Global supply chains across industry sectors are undergoing structural changes following the Covid-19 pandemic, geopolitical disruptions, and recent commodity price volatility, creating redundancies and alternatives to mitigate risk. Participants noted that efficiencies gained from U.S. firms going paperless, such as in logistics, are not always translated across borders when the customs and border protection agencies of most international trade partners remain paper based. Incorporating technology and digitalization into tracking processes for shipping and tracking has become key for leading firms, but for companies operating in high-value industries where components for products circle the globe multiple times in manufacturing this is fundamental. During the pandemic and subsequent semiconductor shortage, examples were provided where a lack of supply chain resiliency or redundancy was damaging for key automotive and appliance manufacturing companies. For leading companies, supplier diversification for manufacturing inputs takes years, as firms want to verify the capability of additional sources.
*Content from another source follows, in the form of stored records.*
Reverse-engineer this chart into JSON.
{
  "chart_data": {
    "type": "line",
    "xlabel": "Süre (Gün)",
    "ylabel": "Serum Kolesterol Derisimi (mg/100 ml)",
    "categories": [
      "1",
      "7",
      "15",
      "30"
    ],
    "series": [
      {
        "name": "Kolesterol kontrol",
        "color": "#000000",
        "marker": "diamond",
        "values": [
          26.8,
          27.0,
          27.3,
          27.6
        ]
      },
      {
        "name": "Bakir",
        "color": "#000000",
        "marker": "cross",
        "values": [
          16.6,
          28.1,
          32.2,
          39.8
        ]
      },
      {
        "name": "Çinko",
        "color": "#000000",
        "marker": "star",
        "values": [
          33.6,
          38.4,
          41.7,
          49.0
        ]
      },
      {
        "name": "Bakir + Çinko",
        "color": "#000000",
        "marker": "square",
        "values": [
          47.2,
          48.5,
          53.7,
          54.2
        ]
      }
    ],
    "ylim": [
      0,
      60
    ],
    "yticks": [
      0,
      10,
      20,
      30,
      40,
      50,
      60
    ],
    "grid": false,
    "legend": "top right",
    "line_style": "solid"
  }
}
In many cases, national governments are providing incentives to re-shore, friend-shore, or “right-shore,” crucial elements of supply chains, while supply chain managers have begun to reconsider inventory management, scenario planning, and environmental sustainability with those factors in mind. Whether companies and consumers will be willing to absorb additional costs of products from a validated supply chain due to security concerns, remains an open question. Consumer education will play in a vital role in these areas. Past examples with diamonds and extractive industries focused on specific commodities or products, not entire supply chains.

Meanwhile, governments face challenges in determining what levers to pull for problem solving. In the United States, India, Europe, and East Asia participants shared that companies will continue to look to government for incentives to support their efforts because building manufacturing capacity for industries like aerospace, clean energy, and microelectronics is a massive, multiyear undertaking. Human talent development and acquisition of STEM workers, including in the fields of advanced engineering and logistics, is a key bottleneck in determining where and how supply chains and investments are routed. In the view of several participants, having universities co-located with manufacturing clusters will be essential going forward, as well as immigration policies allowing for the attraction of the best-trained workforce.